Mahkamah Konstitusi menggelar sidang pendahuluan perkara Perselisihan Hasil Pemilihan umum Kepala Daerah Kalimantan Timur (Kaltim), Kamis (3/10) siang, di Ruang Sidang Pleno MK. Ada dua pasangan calon kepala daerh yang menjadi Pemohon dalam perkara ini, yakni Pasangan Calon Nomor Urut 3 Imdaad Hamid-Ipong Muchlissoni (Perkara Nomor 134/PHPU.D-XI/2013) dan Pasangan Calon Nomor Urut 2 Farid Wadjdy-Adji Sofyan Alex (Perkara Nomor 135/PHPU.D-XI/2013).
Kuasa Hukum Imdaad Hamid-Ipong Muchlissoni, Ari Yusuf Amir menyatakan bahwa telah terjadi pelanggaran terstruktur, sistematis, dan masif dalam Pemilukada Kaltim 2013 yang lalu. “Dalam Pemilukada di Kaltim telah terjadi satu pelanggaran yang begitu luar biasa, sangat terstruktur, sistematis, dan sangat masif,” tegasnya.
Beberapa pelanggaran yang terjadi, sambung Ari, antara lain terkait diikutsertakannya penduduk Provinsi Kalimantan Utara (Kaltara) dalam Pemilukada Kaltim, money politic, dan dibentuknya organisasi bernama KALIMA yang beranggotakan aparat pemerintahan oleh Pasangan Calon Terpilih Awang Faroek Ishak-Mukmin Faisal (Pihak Terkait dalam perkara ini). “Hal yang paling penting adalah ternyata Organisasi KALIMA ini menggunakan dana APBD,” jelas Ari Yusuf.
Adapun mengenai money politic, ujar Ari, dilakukan dengan tidak hanya membagi-bagikan uang, namun juga berbentuk barang. “Pada masa tenang, Pasangan Calon Nomor 1 Awang Faroek dan Mukmin membagi-bagikan uang yang diundang ke kantor gubernur secara terbuka.

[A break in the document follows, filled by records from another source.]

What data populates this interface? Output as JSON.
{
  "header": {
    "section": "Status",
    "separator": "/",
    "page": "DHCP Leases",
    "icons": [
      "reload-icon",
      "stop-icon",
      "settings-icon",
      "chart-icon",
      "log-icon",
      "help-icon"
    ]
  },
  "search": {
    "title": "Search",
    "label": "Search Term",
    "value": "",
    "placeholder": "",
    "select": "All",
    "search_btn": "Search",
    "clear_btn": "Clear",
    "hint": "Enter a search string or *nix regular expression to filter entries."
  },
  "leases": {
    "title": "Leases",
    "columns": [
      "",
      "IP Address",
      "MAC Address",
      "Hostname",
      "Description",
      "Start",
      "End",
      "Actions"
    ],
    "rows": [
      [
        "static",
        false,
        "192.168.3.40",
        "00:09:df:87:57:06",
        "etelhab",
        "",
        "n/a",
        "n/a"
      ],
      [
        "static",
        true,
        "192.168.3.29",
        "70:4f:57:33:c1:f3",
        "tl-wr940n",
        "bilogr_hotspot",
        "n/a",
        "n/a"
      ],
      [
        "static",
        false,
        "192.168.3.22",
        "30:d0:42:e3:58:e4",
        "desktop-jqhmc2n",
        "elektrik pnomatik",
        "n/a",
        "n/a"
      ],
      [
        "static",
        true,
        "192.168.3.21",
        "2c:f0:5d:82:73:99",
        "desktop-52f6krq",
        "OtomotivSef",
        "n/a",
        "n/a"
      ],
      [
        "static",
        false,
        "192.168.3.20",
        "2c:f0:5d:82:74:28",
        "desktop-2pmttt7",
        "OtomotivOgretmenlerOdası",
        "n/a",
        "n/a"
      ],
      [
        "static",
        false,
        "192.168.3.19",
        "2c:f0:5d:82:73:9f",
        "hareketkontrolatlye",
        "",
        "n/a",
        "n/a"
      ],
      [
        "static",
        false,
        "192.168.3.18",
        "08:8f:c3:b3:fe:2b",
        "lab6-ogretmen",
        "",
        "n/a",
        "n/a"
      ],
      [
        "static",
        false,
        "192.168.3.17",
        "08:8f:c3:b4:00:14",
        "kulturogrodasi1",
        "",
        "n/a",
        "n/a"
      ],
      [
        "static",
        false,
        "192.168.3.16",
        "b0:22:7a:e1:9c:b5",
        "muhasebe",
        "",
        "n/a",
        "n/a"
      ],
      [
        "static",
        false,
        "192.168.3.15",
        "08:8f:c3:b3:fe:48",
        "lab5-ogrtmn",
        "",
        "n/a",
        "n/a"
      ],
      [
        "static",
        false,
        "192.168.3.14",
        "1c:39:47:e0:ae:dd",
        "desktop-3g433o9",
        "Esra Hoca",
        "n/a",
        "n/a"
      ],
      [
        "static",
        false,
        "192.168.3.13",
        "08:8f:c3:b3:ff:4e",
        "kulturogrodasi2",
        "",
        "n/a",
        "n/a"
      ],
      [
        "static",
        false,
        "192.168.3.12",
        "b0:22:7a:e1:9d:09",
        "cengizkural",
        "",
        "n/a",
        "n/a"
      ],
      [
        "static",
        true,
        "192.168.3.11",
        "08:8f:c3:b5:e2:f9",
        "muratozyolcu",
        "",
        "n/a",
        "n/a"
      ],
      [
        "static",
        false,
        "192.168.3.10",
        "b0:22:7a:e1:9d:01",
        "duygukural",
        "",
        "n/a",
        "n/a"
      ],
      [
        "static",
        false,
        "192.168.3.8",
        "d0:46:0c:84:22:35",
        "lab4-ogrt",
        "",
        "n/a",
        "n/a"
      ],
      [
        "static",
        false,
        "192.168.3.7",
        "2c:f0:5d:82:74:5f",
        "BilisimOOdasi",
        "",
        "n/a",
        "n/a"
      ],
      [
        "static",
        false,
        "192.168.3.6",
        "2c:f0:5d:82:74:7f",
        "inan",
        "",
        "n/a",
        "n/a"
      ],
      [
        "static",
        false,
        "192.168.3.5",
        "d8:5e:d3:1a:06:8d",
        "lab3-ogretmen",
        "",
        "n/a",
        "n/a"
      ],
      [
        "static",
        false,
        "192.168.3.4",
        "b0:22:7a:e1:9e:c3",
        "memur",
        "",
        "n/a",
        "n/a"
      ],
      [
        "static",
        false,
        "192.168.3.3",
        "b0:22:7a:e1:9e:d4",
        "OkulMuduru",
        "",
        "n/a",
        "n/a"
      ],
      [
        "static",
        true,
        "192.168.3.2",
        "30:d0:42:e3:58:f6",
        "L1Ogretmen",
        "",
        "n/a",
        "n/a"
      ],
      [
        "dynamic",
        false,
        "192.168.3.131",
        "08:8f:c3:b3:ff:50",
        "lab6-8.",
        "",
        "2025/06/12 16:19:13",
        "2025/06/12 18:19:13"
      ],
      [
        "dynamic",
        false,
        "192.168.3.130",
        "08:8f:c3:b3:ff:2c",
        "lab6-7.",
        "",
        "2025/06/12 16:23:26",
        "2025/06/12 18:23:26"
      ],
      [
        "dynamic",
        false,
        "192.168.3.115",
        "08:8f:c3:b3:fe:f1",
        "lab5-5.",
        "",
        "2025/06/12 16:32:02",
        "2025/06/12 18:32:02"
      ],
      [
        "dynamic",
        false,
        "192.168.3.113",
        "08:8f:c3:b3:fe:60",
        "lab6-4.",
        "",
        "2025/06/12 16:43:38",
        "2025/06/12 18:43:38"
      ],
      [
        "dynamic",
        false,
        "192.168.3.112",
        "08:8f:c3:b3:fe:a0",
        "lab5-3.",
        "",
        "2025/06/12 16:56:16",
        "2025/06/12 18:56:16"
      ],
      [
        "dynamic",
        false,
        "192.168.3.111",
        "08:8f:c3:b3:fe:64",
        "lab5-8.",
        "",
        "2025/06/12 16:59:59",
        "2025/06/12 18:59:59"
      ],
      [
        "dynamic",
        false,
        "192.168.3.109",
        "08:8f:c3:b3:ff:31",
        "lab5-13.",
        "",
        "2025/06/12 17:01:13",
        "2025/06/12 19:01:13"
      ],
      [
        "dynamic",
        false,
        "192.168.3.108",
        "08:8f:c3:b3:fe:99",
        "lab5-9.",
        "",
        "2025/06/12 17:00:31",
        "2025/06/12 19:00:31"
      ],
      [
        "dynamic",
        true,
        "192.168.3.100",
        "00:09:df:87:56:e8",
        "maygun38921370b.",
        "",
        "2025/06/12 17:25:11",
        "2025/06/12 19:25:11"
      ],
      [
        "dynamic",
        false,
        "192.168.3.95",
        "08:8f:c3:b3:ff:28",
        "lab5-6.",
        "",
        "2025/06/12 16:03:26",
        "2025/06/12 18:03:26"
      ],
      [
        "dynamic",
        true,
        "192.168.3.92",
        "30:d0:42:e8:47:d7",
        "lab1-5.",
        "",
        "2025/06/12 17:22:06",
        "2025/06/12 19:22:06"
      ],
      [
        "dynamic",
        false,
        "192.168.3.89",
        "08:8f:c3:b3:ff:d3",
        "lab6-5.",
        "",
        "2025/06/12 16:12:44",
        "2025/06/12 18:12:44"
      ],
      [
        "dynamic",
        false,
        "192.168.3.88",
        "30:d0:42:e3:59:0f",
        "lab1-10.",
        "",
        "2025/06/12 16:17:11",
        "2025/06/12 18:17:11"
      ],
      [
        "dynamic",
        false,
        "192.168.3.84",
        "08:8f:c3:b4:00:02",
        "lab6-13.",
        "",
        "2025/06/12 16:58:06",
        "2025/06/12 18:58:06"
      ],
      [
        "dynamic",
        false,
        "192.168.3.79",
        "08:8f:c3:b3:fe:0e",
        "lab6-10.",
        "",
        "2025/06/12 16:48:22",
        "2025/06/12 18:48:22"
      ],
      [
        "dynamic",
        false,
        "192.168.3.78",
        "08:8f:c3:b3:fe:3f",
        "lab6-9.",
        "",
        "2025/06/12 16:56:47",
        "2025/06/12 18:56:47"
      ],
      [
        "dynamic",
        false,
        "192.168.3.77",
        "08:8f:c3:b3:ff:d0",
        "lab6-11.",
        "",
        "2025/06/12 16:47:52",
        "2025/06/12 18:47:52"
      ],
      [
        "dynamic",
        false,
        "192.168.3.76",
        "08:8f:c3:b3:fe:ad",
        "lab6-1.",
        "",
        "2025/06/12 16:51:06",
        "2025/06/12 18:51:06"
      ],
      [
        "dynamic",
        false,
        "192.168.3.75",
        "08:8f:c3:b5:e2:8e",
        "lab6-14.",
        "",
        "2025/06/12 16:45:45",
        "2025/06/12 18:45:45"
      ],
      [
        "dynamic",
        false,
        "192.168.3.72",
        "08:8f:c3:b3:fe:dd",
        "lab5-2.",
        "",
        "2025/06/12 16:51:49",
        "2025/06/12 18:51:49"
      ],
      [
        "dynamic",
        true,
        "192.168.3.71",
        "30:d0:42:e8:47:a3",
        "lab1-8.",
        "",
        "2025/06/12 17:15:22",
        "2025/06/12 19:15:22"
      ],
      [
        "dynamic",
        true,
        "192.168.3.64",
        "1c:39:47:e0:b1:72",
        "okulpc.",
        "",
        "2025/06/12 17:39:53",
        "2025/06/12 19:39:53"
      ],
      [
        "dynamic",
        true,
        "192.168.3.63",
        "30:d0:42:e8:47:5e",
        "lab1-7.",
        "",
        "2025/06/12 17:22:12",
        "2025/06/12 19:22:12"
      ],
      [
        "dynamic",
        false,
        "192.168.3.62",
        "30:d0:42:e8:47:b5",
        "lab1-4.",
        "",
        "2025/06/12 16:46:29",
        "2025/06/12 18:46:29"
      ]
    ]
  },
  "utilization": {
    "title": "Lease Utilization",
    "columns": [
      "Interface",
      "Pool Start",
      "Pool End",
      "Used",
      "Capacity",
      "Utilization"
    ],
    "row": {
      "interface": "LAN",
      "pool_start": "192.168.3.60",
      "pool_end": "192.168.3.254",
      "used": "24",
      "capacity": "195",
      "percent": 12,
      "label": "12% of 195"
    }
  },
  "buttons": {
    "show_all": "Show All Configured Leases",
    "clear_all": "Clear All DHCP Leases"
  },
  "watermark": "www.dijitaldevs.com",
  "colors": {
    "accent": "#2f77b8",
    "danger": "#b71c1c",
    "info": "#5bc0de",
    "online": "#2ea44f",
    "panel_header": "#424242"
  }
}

Para guru mengaji, masyarakat, guru sekolahan dipanggil hanya untuk dibagi-bagikan uang dan itu uangnya itu juga menggunakan dari Provinsi Kalimantan Timur. Ada juga pembagian ambulan yang melibatkan camat, lurah, semua bisa kami buktikan,” pungkasnya.
Atas berbagai pelanggaran tersebut, Ari akhirnya meminta MK untuk mendiskualifikasi Pihak Terkait. “Menetapkan Pasangan Calon Imdaad Hamid dan Ipong Muchlissoni sebagai Gubernur dan Wakil Gubernur Kalimantan Timur terpilih atau memerintahkan Termohon untuk melakukan pemilihan suara ulang di Kota Samarinda dan Kota Balikpapan.”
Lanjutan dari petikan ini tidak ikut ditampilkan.